The aim of the research was to evaluate the predictive ability of the Rorschach-based Ego Impairment Index (EII-2) on psychotherapy outcome and alliance development in patients suffering from depressive or anxiety disorders, using data from the Helsinki Psychotherapy Study.
As various patient characteristics are among recognized predictors of psychotherapy outcome, it is important to understand how different patient qualities contribute to outcomes of therapies of different types and lengths. As a performance-based method the Rorschach provides a different, potentially complementary approach to the interviews traditionally used when evaluating patient qualities.
Patients (n = 326) who participated in the research were randomly assigned to two short-term therapies – solution-focused therapy (SFT, n = 97) and short-term psychodynamic psychotherapy (SPP, n = 101) – and one long-term (psychodynamic) psychotherapy (LPP, n = 128).
In a cross-sectional Study I, involving the whole study group, weak associations were found between the patients’ EII-2 (and subcomponent) scores and both interview- and introspection-based assessments. In a Study II, the predictive ability of three divergent assessment measures of alliance development over the course of LPP was examined. The results indicated that higher performance-based intelligence scores predicted favorable development of both patient- and therapist-rated alliance. Less use of immature defenses predicted improved patient-rated alliance during therapy, as did higher ego impairment, when effects of predictors was evaluated one at a time.

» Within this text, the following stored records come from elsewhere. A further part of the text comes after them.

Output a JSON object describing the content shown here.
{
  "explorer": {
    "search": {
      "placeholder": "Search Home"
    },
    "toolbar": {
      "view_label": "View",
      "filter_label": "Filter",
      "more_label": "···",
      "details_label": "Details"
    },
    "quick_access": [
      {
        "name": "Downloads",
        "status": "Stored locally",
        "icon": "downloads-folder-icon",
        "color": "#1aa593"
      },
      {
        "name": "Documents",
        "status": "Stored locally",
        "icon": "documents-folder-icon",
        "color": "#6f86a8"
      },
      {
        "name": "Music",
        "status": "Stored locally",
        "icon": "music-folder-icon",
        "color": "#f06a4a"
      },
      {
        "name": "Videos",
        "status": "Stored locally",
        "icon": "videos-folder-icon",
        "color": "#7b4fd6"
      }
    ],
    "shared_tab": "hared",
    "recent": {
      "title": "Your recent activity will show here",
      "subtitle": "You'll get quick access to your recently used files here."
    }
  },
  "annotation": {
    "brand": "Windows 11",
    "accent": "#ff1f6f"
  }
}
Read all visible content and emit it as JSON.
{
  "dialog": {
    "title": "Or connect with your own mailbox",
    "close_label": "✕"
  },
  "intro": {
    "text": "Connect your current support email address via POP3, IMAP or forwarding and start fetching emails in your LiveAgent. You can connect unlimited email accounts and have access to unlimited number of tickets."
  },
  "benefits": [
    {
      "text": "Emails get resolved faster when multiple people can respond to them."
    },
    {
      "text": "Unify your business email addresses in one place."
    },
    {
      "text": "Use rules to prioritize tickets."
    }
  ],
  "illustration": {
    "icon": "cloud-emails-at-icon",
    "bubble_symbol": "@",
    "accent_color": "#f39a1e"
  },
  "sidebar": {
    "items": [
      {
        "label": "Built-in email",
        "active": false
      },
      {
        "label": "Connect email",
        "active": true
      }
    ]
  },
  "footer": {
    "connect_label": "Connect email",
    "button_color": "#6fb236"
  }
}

In a Study III, the predictive validity of the EII-2 for the outcome of the two short-term psychotherapies (SFT and SPP) and long-term psychotherapy (LPP) was assessed. Patients with lower EII-2 values indicating lower ego impairment were found to gain benefit more rapidly from both short-term therapies than from long-term psychodynamic psychotherapy. The findings suggest that Rorschach-based evaluation of ego functioning may provide clinically useful information for selection of treatment length. However, as these were the first investigations of the EII-2’s predictive ability for psychotherapy outcome and alliance development more research is needed to confirm and extend the findings.